Setelah UMNO menguasai pemerintahan, produk politik yang kemudian dibuat adalah mengangkat posisi etnis Melayu. Termasuk secara ekonomi yang mendorong etnis Melayu di sana berduyun-duyun memasuki dan menguasai sektor-sektor usaha dan bisnis. Dalam hal ini, Prof. Soemitro Djojohadikusumo –Begawan Ekonomi dari RI- yang banyak membantu dengan menyusun Grand Design pembangunan perekonomian di Malaysia. Dampak dari kebijakan ini adalah, kosongnya sektor-sektor informal dan minimnya tenaga kerja (kasar) untuk merealisasikan ‘lompatan pembangunan fisik’ di Malaysia. Orang Melayu (tentu saja) lebih suka menjadi Pengusaha (yang difasilitasi pemerintahnya) atau menjadi Pejabat. Sekali lagi, WNI dikerahkan ke Malaysia. Menurut Pitut Soeharto, motivasi semua langkah ini awalnya semata-mata memberikan bantuan dengan prinsip kesetaraan dan semangat persaudaraan serumpun.

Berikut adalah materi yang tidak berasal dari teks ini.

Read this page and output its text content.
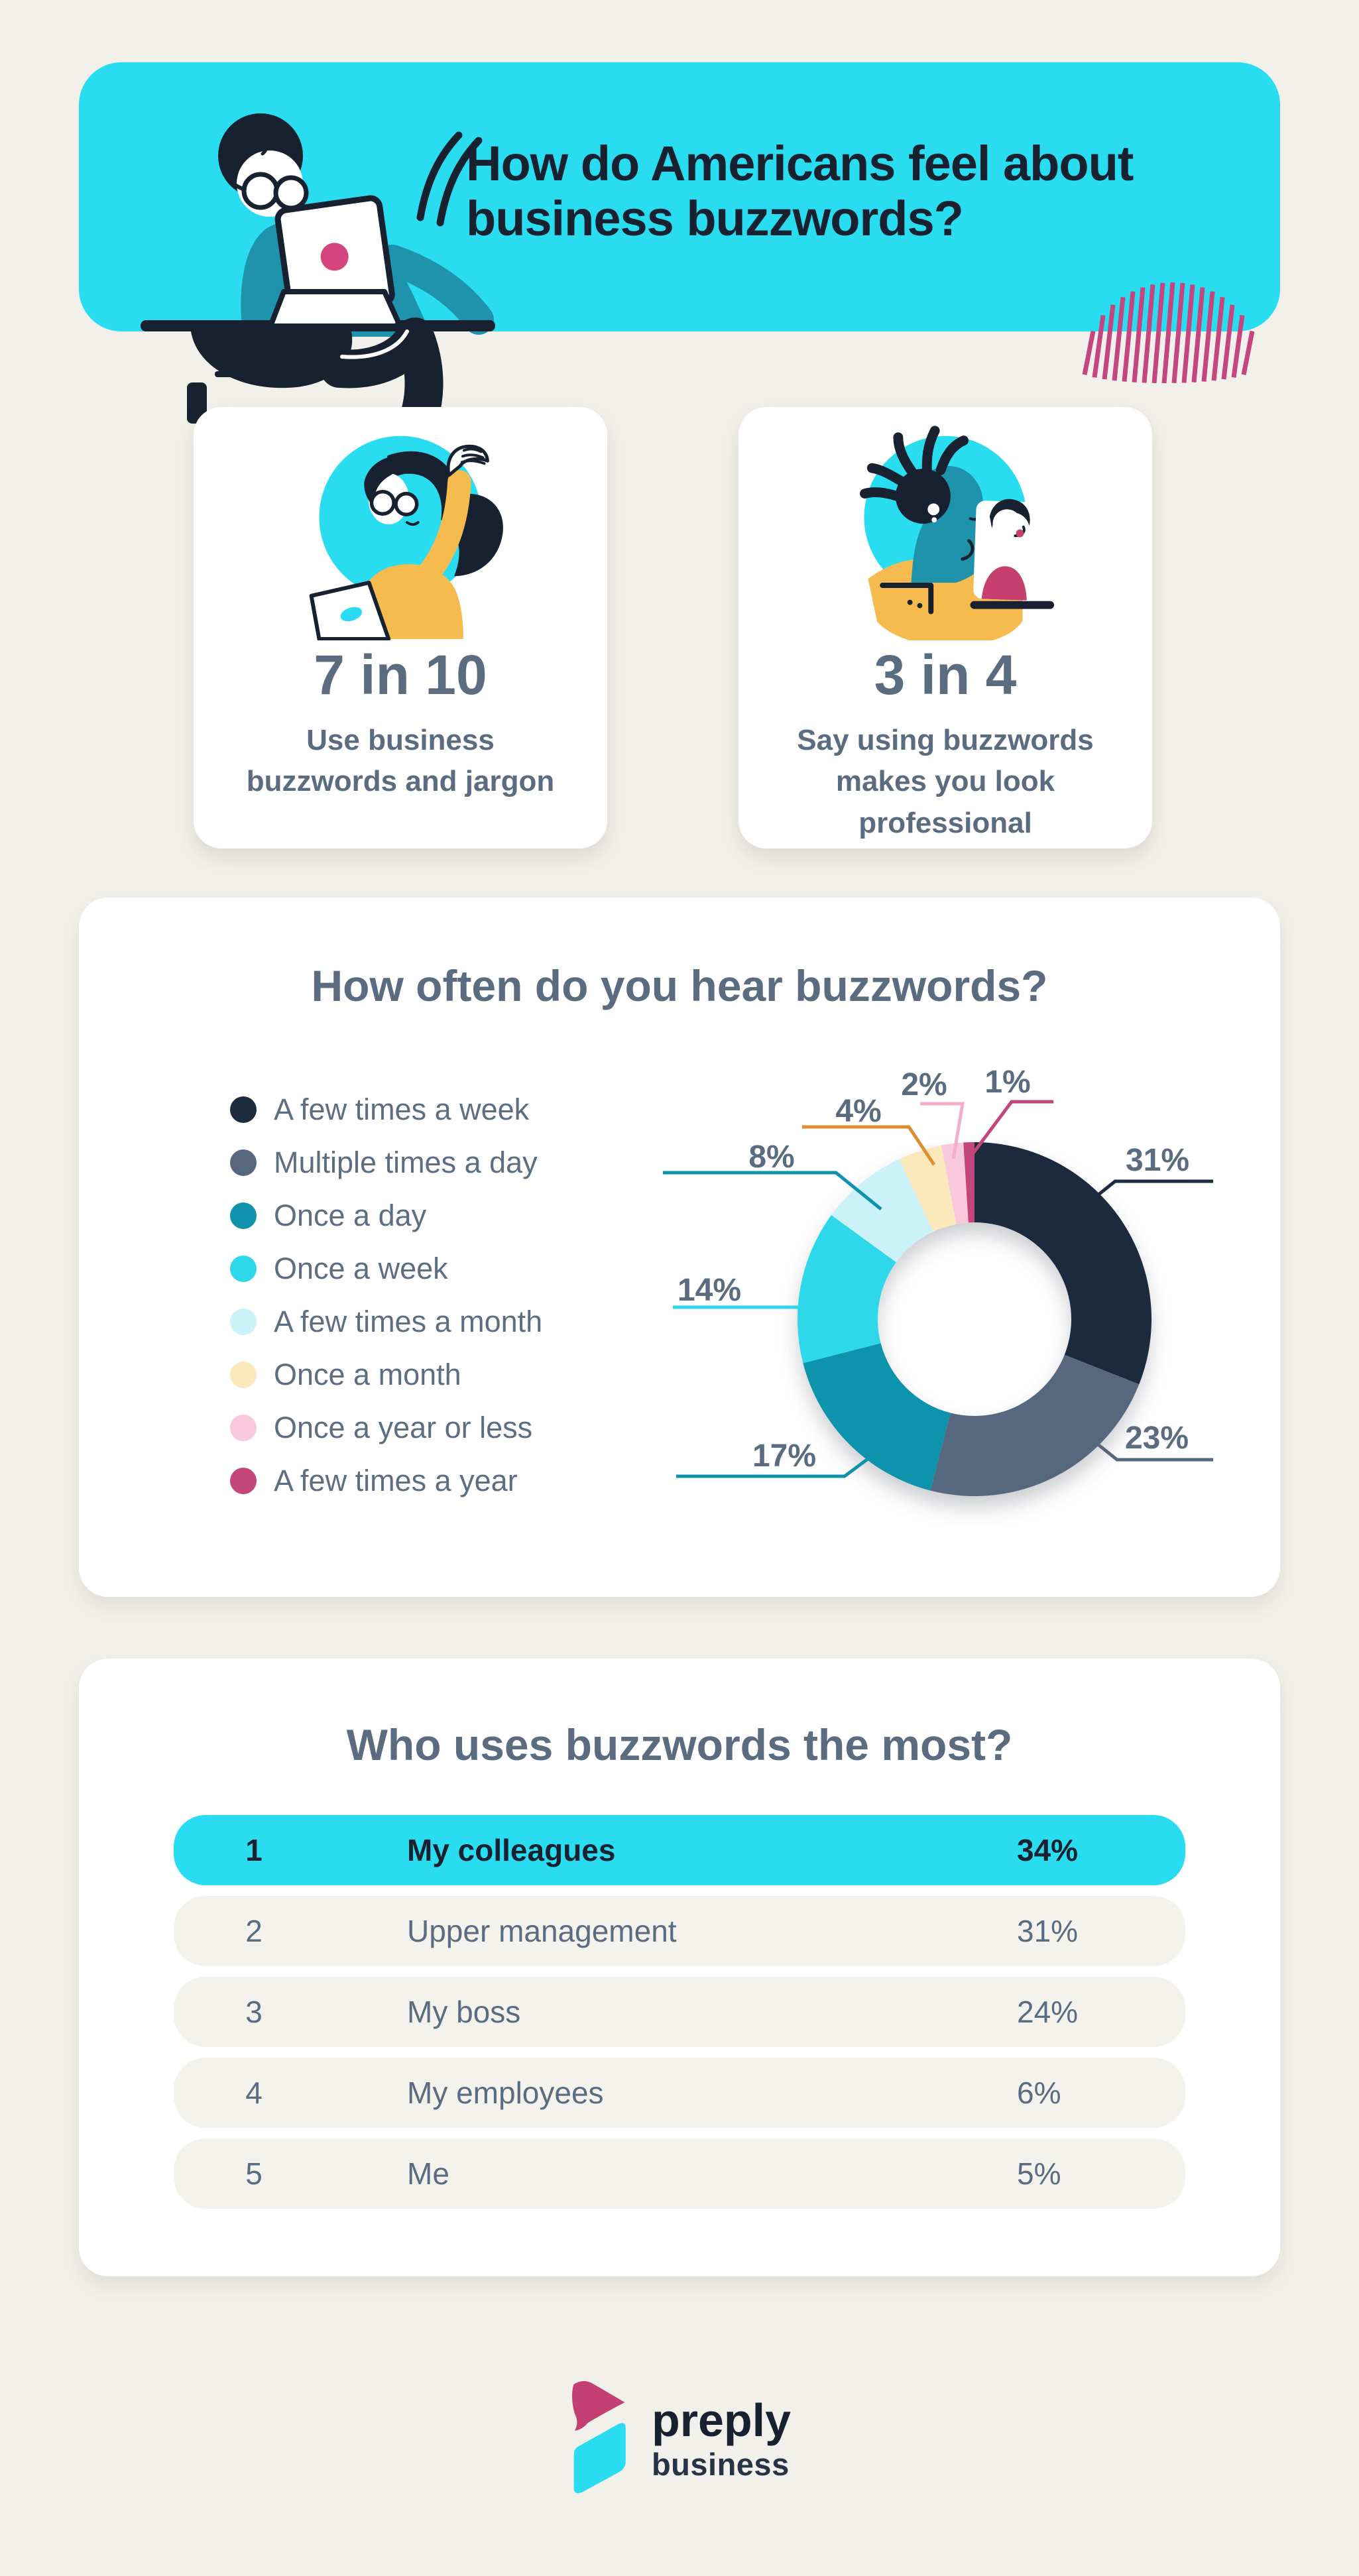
How do Americans feel about
business buzzwords?
7 in 10

Use business buzzwords and jargon

3 in 4

Say using buzzwords makes you look professional

How often do you hear buzzwords?
A few times a week
Multiple times a day
Once a day
Once a week
A few times a month
Once a month
Once a year or less
A few times a year
31%
23%
17%
14%
8%
4%
2% 1%
Who uses buzzwords the most?
1	My colleagues	34%
2	Upper management	31%
3	My boss	24%
4	My employees	6%
5	Me	5%
preply
business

Dan kini, setelah Malaysia tumbuh dan berkembang menjadi Negara yang kaya raya sementara RI dirundung persoalan-persoalan yang membuatnya jauh tertinggal dari ‘saudara serumpun’-nya. Ribuan WNI sebagai TKI di sana masih bergelut dengan banyak masalah, dan kedaulatan wilayah RI seolah dipandang sebelah-mata. Jika ingat kasus Sipadan-Ligitan yang lepas itu, bukan tidak mungkin ini menginspirasi mereka bahwa ‘buka hal sulit’ untuk mengambil alih Ambalat (yang konon kaya minyak) dan (mungkin saja) wilayah perbatasan lainnya dari hak milik NKRI. Baik secara fisik (saat militer kita kini begitu lemah dengan alutsista yang ‘sekadarnya’) maupun secara legal dan diplomatik. Dan sungguh ironis menerawang sederet lintasan sejarah RI-Malaysia yang telah terjadi, thus apabila sekarang mendengar dan menyaksikan suatu adagium yang berkembang luas di masyarakat negeri jiran itu bahwa, “Indon, bangsa sahaya..”. (duh..!!).
Semua sejarah adalah keniscayaan yang dilalui dan harus diambil sebagai pelajaran. Bukan semata menjadi romantisme nostalgia belaka. Maka sebelumnya, mari lihat diri kita sendiri…kenapa semua ini bisa terjadi, lantas renungkan : “Bagaimana kita sekarang harus menterjemahkan nilai Kedaulatan NKRI dan Martabat sebagai bangsa ?” (Ditulis : di Akhir paruh pertama tahun 2009 : Pada saat Krisis Ambalat meruncing kembali, dan merebak-meruyak kasus TKW/TKI yang (makin banyak terekspos) bernasib malang di negeri jiran).